Failure to Provide Consistent ADL Assistance and Nutrition Support
Penalty
Summary
The facility failed to provide consistent assistance with activities of daily living (ADLs) for two residents who were dependent on staff support. One resident, admitted with a history of cerebral infarction and type 2 diabetes with neuropathy, required moderate staff assistance for showering and was cognitively intact.

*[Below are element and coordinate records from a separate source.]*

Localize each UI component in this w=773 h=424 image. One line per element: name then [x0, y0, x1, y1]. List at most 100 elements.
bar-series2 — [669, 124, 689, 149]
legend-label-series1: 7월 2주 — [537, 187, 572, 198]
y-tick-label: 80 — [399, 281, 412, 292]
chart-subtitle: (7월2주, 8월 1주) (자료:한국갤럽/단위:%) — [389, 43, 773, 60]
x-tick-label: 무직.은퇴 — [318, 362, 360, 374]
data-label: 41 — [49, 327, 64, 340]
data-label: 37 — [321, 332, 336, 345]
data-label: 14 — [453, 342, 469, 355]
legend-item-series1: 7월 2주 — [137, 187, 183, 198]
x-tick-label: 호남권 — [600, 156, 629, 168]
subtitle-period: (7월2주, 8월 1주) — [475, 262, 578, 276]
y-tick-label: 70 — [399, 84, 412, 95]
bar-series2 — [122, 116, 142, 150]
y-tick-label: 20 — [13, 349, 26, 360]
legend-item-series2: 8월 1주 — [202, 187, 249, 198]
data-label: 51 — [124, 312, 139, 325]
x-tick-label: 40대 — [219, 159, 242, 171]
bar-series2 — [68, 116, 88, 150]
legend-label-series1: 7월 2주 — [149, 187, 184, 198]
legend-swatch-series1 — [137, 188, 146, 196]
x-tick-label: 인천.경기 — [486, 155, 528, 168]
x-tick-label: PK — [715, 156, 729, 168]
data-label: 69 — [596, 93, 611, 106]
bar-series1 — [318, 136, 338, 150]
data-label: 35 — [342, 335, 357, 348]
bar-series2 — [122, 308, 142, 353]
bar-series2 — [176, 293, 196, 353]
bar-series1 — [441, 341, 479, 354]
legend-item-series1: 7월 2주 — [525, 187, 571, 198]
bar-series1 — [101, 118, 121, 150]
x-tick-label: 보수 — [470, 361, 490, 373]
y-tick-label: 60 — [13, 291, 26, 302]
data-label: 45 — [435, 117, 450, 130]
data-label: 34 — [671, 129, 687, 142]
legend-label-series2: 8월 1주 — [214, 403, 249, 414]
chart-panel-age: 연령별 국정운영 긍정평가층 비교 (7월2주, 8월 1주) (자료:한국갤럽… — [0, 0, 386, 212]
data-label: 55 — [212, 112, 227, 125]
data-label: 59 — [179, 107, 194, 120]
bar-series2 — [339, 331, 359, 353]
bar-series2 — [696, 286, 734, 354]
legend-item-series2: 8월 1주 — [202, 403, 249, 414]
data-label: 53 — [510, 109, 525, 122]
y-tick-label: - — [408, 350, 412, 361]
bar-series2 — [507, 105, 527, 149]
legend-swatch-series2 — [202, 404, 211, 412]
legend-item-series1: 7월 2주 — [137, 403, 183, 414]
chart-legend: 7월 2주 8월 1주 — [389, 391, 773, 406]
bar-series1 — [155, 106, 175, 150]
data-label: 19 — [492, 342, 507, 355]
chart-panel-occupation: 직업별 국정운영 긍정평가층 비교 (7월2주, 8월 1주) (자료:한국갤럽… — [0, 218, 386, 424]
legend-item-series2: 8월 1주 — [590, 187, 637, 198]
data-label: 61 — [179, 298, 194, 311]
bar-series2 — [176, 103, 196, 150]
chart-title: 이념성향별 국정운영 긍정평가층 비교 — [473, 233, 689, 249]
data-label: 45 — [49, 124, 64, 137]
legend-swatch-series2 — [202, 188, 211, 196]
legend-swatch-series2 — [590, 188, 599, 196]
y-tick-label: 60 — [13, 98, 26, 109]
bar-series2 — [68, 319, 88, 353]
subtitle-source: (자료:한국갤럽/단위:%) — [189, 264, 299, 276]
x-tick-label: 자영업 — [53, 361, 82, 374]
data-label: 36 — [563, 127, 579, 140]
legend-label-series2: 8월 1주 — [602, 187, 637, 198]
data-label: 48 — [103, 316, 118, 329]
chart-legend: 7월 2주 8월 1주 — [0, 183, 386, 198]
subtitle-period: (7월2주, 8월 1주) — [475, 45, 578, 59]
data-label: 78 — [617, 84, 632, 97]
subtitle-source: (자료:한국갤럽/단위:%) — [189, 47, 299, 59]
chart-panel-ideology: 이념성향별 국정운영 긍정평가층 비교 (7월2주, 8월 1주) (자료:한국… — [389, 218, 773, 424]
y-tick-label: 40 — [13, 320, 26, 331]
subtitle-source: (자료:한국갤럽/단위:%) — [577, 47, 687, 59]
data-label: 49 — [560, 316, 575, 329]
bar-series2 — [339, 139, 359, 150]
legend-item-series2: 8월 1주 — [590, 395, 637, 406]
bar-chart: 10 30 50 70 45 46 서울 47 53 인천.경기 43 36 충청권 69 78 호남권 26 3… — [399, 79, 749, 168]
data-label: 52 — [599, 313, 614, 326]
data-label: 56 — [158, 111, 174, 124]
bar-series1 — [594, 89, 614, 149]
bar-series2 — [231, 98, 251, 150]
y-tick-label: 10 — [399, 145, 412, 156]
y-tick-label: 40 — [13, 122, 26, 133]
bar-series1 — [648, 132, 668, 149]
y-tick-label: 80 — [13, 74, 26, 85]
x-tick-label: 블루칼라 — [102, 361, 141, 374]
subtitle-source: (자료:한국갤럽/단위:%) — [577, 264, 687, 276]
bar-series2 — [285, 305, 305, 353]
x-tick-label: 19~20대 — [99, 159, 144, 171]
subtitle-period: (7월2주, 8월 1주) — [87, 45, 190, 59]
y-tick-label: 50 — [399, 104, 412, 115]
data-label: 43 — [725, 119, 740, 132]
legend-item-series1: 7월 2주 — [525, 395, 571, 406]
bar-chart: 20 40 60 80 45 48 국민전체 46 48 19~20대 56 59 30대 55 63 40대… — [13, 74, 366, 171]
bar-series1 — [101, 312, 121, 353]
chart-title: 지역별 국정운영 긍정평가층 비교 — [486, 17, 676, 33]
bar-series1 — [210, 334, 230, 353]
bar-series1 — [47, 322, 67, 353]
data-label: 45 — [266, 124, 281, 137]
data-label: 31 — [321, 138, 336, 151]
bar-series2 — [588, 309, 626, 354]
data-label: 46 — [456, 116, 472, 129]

Despite a physician's order for scheduled showers twice weekly, documentation showed the resident missed several scheduled showers and received bed baths instead, without any record of refusal or preference for bed baths. The facility did not provide evidence that showers were given as planned. Another resident, admitted with diffuse large B-cell lymphoma and dysphagia, was severely cognitively impaired and required supervision for eating. Observations revealed that after staff set up the resident's lunch tray, they left the resident unattended for 25 minutes, during which the resident did not attempt to eat and instead placed a blanket in his mouth. The care plan did not accurately reflect the resident's current functional ability or the level of staff assistance required for eating and other ADLs. Occupational therapy documented a significant decline in the resident's self-feeding ability, indicating total dependence, but this information was not communicated or updated in the care plan, physician orders, or CNA huddle binder. Interviews with facility staff confirmed that the necessary information regarding the resident's decline and required assistance was not effectively communicated to the interdisciplinary team or primary caregivers. As a result, staff were not aware of the resident's need for total assistance with feeding, and the facility failed to provide the necessary services to maintain good nutrition and personal hygiene for the residents involved.